More Than Magic by Kathryn Lasky (MG Review)

Book Review, Middle Grade
More Than Magic by Katherine Lasky. Middle Grade novel about a TV character coming to life.

More Than Magic by Kathryn Lasky. Middle Grade novel about a TV character coming to life.

More Than Magic by Kathryn Lasky

Age Range: 8 – 12 years | Grade Level: 3 – 7 | Hardcover: 224 pages | Publisher: Wendy Lamb Books (September 27, 2016)


About More Than Magic

Girls who enjoy spunky heroines such as Merida from Brave (Disney/Pixar) and Ella from Ella Enchanted will want to join Rory and Ryder in their adventures in our world—and the world beyond the TV. An exciting new middle-grade fantasy from Kathryn Lasky, bestselling author of the Guardians of Ga’Hoole series.

Ryder Holmsby is the same age as Rory, the popular TV cartoon character her animator parents created. Ryder and Rory are alike—bold and brave! But Ryder is a bit lonely: Mom passed away a couple of years ago, and Dad is dating a woman with snooty teenage daughters. Ryder doesn’t fit in with them at all.

And then: Shazam! Rory jumps out of the TV into Ryder’s bedroom to tell her that the TV studio behind her parents’ show is trying to turn Rory into a dopey princess—no more adventures. She needs Ryder’s help! The two girls team up with a crew of animated and real-life friends to save the day in both worlds.

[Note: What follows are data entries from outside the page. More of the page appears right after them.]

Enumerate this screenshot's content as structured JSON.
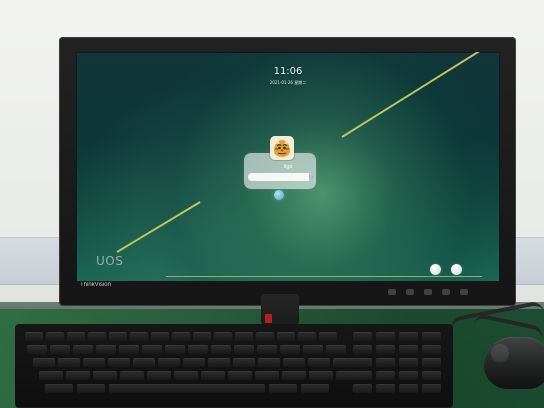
{
  "scene": {
    "monitor_brand": "ThinkVision",
    "screen": {
      "time": "11:06",
      "date": "2021-01-26 星期二",
      "user_name": "ligo",
      "logo": "UOS"
    },
    "icons": {
      "avatar": "tiger-avatar-icon",
      "confirm": "confirm-circle-icon",
      "left_system_button": "system-button-icon",
      "right_system_button": "power-button-icon"
    },
    "colors": {
      "screen_base": "#12363a",
      "screen_glow": "#60aa7d",
      "screen_line": "#c7cc5d",
      "desk_mat": "#2e6d43",
      "monitor_body": "#1b1b1b",
      "keyboard": "#151515",
      "mouse": "#303232"
    }
  }
}
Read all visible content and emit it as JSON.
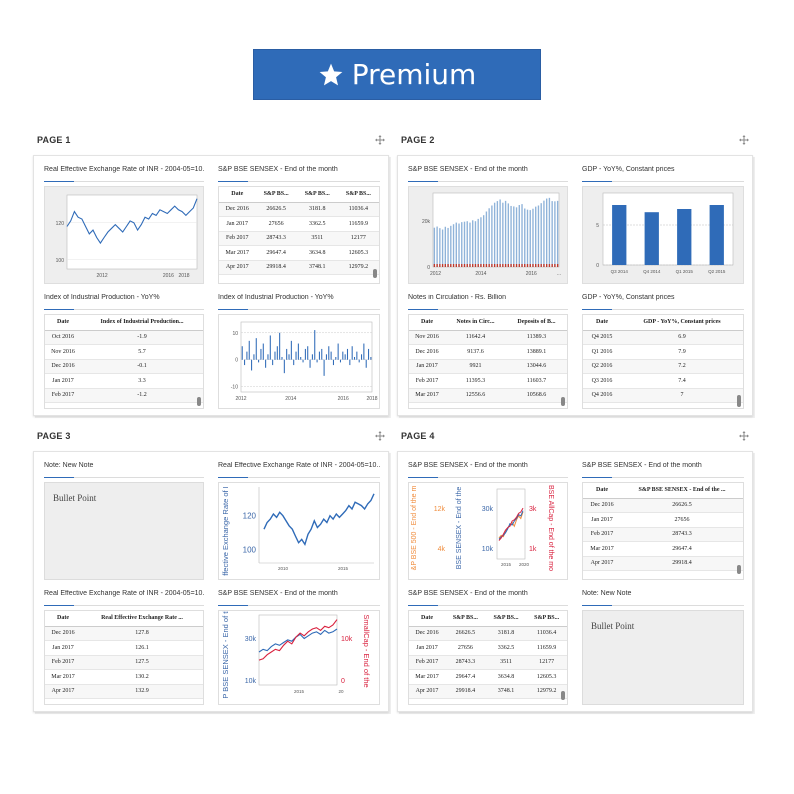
{
  "premium": {
    "label": "Premium",
    "icon": "star-icon"
  },
  "pages": [
    {
      "title": "PAGE 1"
    },
    {
      "title": "PAGE 2"
    },
    {
      "title": "PAGE 3"
    },
    {
      "title": "PAGE 4"
    }
  ],
  "p1": {
    "reer_chart_title": "Real Effective Exchange Rate of INR - 2004-05=10...",
    "sensex_table_title": "S&P BSE SENSEX - End of the month",
    "iip_table_title": "Index of Industrial Production - YoY%",
    "iip_chart_title": "Index of Industrial Production - YoY%"
  },
  "p2": {
    "sensex_chart_title": "S&P BSE SENSEX - End of the month",
    "gdp_chart_title": "GDP - YoY%, Constant prices",
    "notes_table_title": "Notes in Circulation - Rs. Billion",
    "gdp_table_title": "GDP - YoY%, Constant prices"
  },
  "p3": {
    "note_title": "Note: New Note",
    "note_text": "Bullet Point",
    "reer_chart_title": "Real Effective Exchange Rate of INR - 2004-05=10...",
    "reer_table_title": "Real Effective Exchange Rate of INR - 2004-05=10...",
    "sensex_dual_title": "S&P BSE SENSEX - End of the month"
  },
  "p4": {
    "sensex_multi_title": "S&P BSE SENSEX - End of the month",
    "sensex_table_title": "S&P BSE SENSEX - End of the month",
    "sensex_table2_title": "S&P BSE SENSEX - End of the month",
    "note_title": "Note: New Note",
    "note_text": "Bullet Point"
  },
  "tables": {
    "sensex3": {
      "headers": [
        "Date",
        "S&P BS...",
        "S&P BS...",
        "S&P BS..."
      ],
      "rows": [
        [
          "Dec 2016",
          "26626.5",
          "3181.8",
          "11036.4"
        ],
        [
          "Jan 2017",
          "27656",
          "3362.5",
          "11659.9"
        ],
        [
          "Feb 2017",
          "28743.3",
          "3511",
          "12177"
        ],
        [
          "Mar 2017",
          "29647.4",
          "3634.8",
          "12605.3"
        ],
        [
          "Apr 2017",
          "29918.4",
          "3748.1",
          "12979.2"
        ]
      ]
    },
    "sensex3_p4": {
      "headers": [
        "Date",
        "S&P BS...",
        "S&P BS...",
        "S&P BS..."
      ],
      "rows": [
        [
          "Dec 2016",
          "26626.5",
          "3181.8",
          "11036.4"
        ],
        [
          "Jan 2017",
          "27656",
          "3362.5",
          "11659.9"
        ],
        [
          "Feb 2017",
          "28743.3",
          "3511",
          "12177"
        ],
        [
          "Mar 2017",
          "29647.4",
          "3634.8",
          "12605.3"
        ],
        [
          "Apr 2017",
          "29918.4",
          "3748.1",
          "12979.2"
        ]
      ]
    },
    "iip": {
      "headers": [
        "Date",
        "Index of Industrial Production..."
      ],
      "rows": [
        [
          "Oct 2016",
          "-1.9"
        ],
        [
          "Nov 2016",
          "5.7"
        ],
        [
          "Dec 2016",
          "-0.1"
        ],
        [
          "Jan 2017",
          "3.3"
        ],
        [
          "Feb 2017",
          "-1.2"
        ]
      ]
    },
    "notes": {
      "headers": [
        "Date",
        "Notes in Circ...",
        "Deposits of B..."
      ],
      "rows": [
        [
          "Nov 2016",
          "11642.4",
          "11389.3"
        ],
        [
          "Dec 2016",
          "9137.6",
          "13889.1"
        ],
        [
          "Jan 2017",
          "9921",
          "13044.6"
        ],
        [
          "Feb 2017",
          "11395.3",
          "11603.7"
        ],
        [
          "Mar 2017",
          "12556.6",
          "10568.6"
        ]
      ]
    },
    "gdp": {
      "headers": [
        "Date",
        "GDP - YoY%, Constant prices"
      ],
      "rows": [
        [
          "Q4 2015",
          "6.9"
        ],
        [
          "Q1 2016",
          "7.9"
        ],
        [
          "Q2 2016",
          "7.2"
        ],
        [
          "Q3 2016",
          "7.4"
        ],
        [
          "Q4 2016",
          "7"
        ]
      ]
    },
    "reer": {
      "headers": [
        "Date",
        "Real Effective Exchange Rate ..."
      ],
      "rows": [
        [
          "Dec 2016",
          "127.8"
        ],
        [
          "Jan 2017",
          "126.1"
        ],
        [
          "Feb 2017",
          "127.5"
        ],
        [
          "Mar 2017",
          "130.2"
        ],
        [
          "Apr 2017",
          "132.9"
        ]
      ]
    },
    "sensex1": {
      "headers": [
        "Date",
        "S&P BSE SENSEX - End of the ..."
      ],
      "rows": [
        [
          "Dec 2016",
          "26626.5"
        ],
        [
          "Jan 2017",
          "27656"
        ],
        [
          "Feb 2017",
          "28743.3"
        ],
        [
          "Mar 2017",
          "29647.4"
        ],
        [
          "Apr 2017",
          "29918.4"
        ]
      ]
    }
  },
  "chart_data": [
    {
      "type": "line",
      "id": "reer_small",
      "x_ticks": [
        "2012",
        "2016",
        "2018"
      ],
      "y_ticks": [
        "100",
        "120"
      ],
      "ylim": [
        95,
        135
      ],
      "series": [
        {
          "values": [
            118,
            121,
            126,
            123,
            122,
            118,
            114,
            116,
            112,
            109,
            112,
            115,
            117,
            119,
            117,
            115,
            118,
            121,
            120,
            116,
            119,
            123,
            122,
            125,
            124,
            127,
            126,
            125,
            127,
            129,
            127,
            126,
            124,
            126,
            128,
            133
          ]
        }
      ],
      "color": "#2f6bb8"
    },
    {
      "type": "bar",
      "id": "iip_bar",
      "x_ticks": [
        "2012",
        "2014",
        "2016",
        "2018"
      ],
      "y_ticks": [
        "10",
        "0",
        "-10"
      ],
      "ylim": [
        -12,
        14
      ],
      "series": [
        {
          "values": [
            5,
            -2,
            3,
            7,
            -4,
            2,
            8,
            -1,
            4,
            6,
            -3,
            2,
            9,
            -2,
            3,
            5,
            10,
            1,
            -5,
            4,
            2,
            7,
            -2,
            3,
            6,
            1,
            -1,
            4,
            5,
            -3,
            2,
            11,
            -1,
            3,
            4,
            -6,
            2,
            5,
            3,
            -2,
            1,
            6,
            -1,
            3,
            2,
            4,
            -2,
            5,
            1,
            3,
            -1,
            2,
            6,
            -3,
            4,
            1
          ]
        }
      ],
      "color": "#2f6bb8"
    },
    {
      "type": "bar",
      "id": "sensex_bar",
      "x_ticks": [
        "2012",
        "2014",
        "2016",
        "..."
      ],
      "y_ticks": [
        "20k",
        "0"
      ],
      "ylim": [
        0,
        32000
      ],
      "series": [
        {
          "name": "S&P BSE SENSEX",
          "values": [
            17000,
            17500,
            16800,
            16200,
            17400,
            16900,
            17800,
            18500,
            19200,
            18800,
            19400,
            19600,
            19800,
            19200,
            20200,
            19800,
            20800,
            21500,
            22400,
            24000,
            25400,
            26600,
            27800,
            28500,
            29200,
            27800,
            28600,
            27500,
            26400,
            26200,
            25800,
            26800,
            27200,
            25300,
            24800,
            24600,
            25200,
            26100,
            26600,
            27600,
            28700,
            29600,
            29900,
            28500,
            28400,
            28600
          ]
        }
      ],
      "colors": [
        "#8fb3d9",
        "#c0392b"
      ]
    },
    {
      "type": "bar",
      "id": "gdp_bar",
      "categories": [
        "Q3 2014",
        "Q4 2014",
        "Q1 2015",
        "Q2 2015"
      ],
      "values": [
        7.5,
        6.6,
        7.0,
        7.5
      ],
      "y_ticks": [
        "5",
        "0"
      ],
      "ylim": [
        0,
        9
      ],
      "color": "#2f6bb8"
    },
    {
      "type": "line",
      "id": "reer_large",
      "x_ticks": [
        "2010",
        "2015"
      ],
      "y_ticks": [
        "100",
        "120"
      ],
      "ylim": [
        92,
        137
      ],
      "ylabel": "ffective Exchange Rate of I",
      "series": [
        {
          "values": [
            112,
            116,
            118,
            121,
            119,
            122,
            120,
            117,
            114,
            112,
            108,
            104,
            106,
            103,
            109,
            112,
            117,
            113,
            115,
            118,
            116,
            120,
            118,
            121,
            119,
            121,
            123,
            126,
            124,
            128,
            127,
            126,
            124,
            127,
            129,
            133
          ]
        }
      ],
      "color": "#2f6bb8"
    },
    {
      "type": "line",
      "id": "sensex_dual",
      "x_ticks": [
        "2015",
        "20"
      ],
      "y_ticks_left": [
        "30k",
        "10k"
      ],
      "y_ticks_right": [
        "10k",
        "0"
      ],
      "ylabel_left": "P BSE SENSEX - End of the",
      "ylabel_right": "SmallCap - End of the",
      "series": [
        {
          "values": [
            20,
            22,
            21,
            24,
            26,
            25,
            27,
            29,
            28,
            31,
            33,
            30,
            32,
            34,
            35,
            33,
            36,
            34,
            35,
            37
          ],
          "color": "#2f6bb8"
        },
        {
          "values": [
            14,
            15,
            18,
            20,
            22,
            21,
            25,
            28,
            26,
            31,
            34,
            32,
            35,
            37,
            38,
            36,
            39,
            38,
            40,
            44
          ],
          "color": "#d9213e"
        }
      ]
    },
    {
      "type": "line",
      "id": "sensex_multi",
      "x_ticks": [
        "2015",
        "2020"
      ],
      "y_ticks_left": [
        "12k",
        "4k"
      ],
      "y_ticks_left2": [
        "30k",
        "10k"
      ],
      "y_ticks_right": [
        "3k",
        "1k"
      ],
      "ylabel_left": "&P BSE 500 - End of the m",
      "ylabel_left2": "BSE SENSEX - End of the",
      "ylabel_right": "BSE AllCap - End of the mo",
      "series": [
        {
          "values": [
            10,
            12,
            11,
            15,
            18,
            20,
            22,
            19,
            24,
            27,
            25,
            30
          ],
          "color": "#f08c3c"
        },
        {
          "values": [
            9,
            11,
            12,
            14,
            17,
            21,
            20,
            23,
            25,
            28,
            27,
            31
          ],
          "color": "#2f6bb8"
        },
        {
          "values": [
            8,
            10,
            13,
            16,
            18,
            19,
            23,
            24,
            26,
            29,
            30,
            33
          ],
          "color": "#d9213e"
        }
      ]
    }
  ]
}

Kathryn Lasky, bestselling author of the Guardians of Ga’hoole series, the Wolves of the Beyond series, and the Horses of the Dawn series, delivers a whimsical tale in which inner strength is the greatest form of magic.


Find the Book

Amazon | Goodreads | Kobo | Book Depository


My Thoughts on More Than Magic

I’m going to be honest, this wasn’t my favorite book. I’ve read other books by this author (Guardians of Ga’hoole, Horses of the Dawn) that I enjoyed quite a bit, but this one was confusing. I didn’t really understand how the kids kept going back and forth between Ecalpon (the TV world) and the real world. The concept of being in wireframe and having a soul and heart didn’t make much sense and the parts about coding were hard to follow. My kids kept saying the story was confusing, and they didn’t understand how it worked.

On the upside, my kids liked the story in spite of their confusion over the particulars. The idea that your favorite cartoon characters could climb right out of your TV and exist in real life is fun. My kids particularly liked the Witch of Wenham and her lizard butler. I really liked the girl-power theme. I liked how the characters fought against the maturing of the cartoon characters and wanted the tv show to stay focused on a girl who isn’t a princess.

I think it was a great idea, but it needed more development. The characters needed rounding out and some of the concepts needed a better explanation. It has potential. I don’t know if this will be a series or not, but I’d be interested to see what happens next.

Content: A few instances of taking the Lord’s name in vain.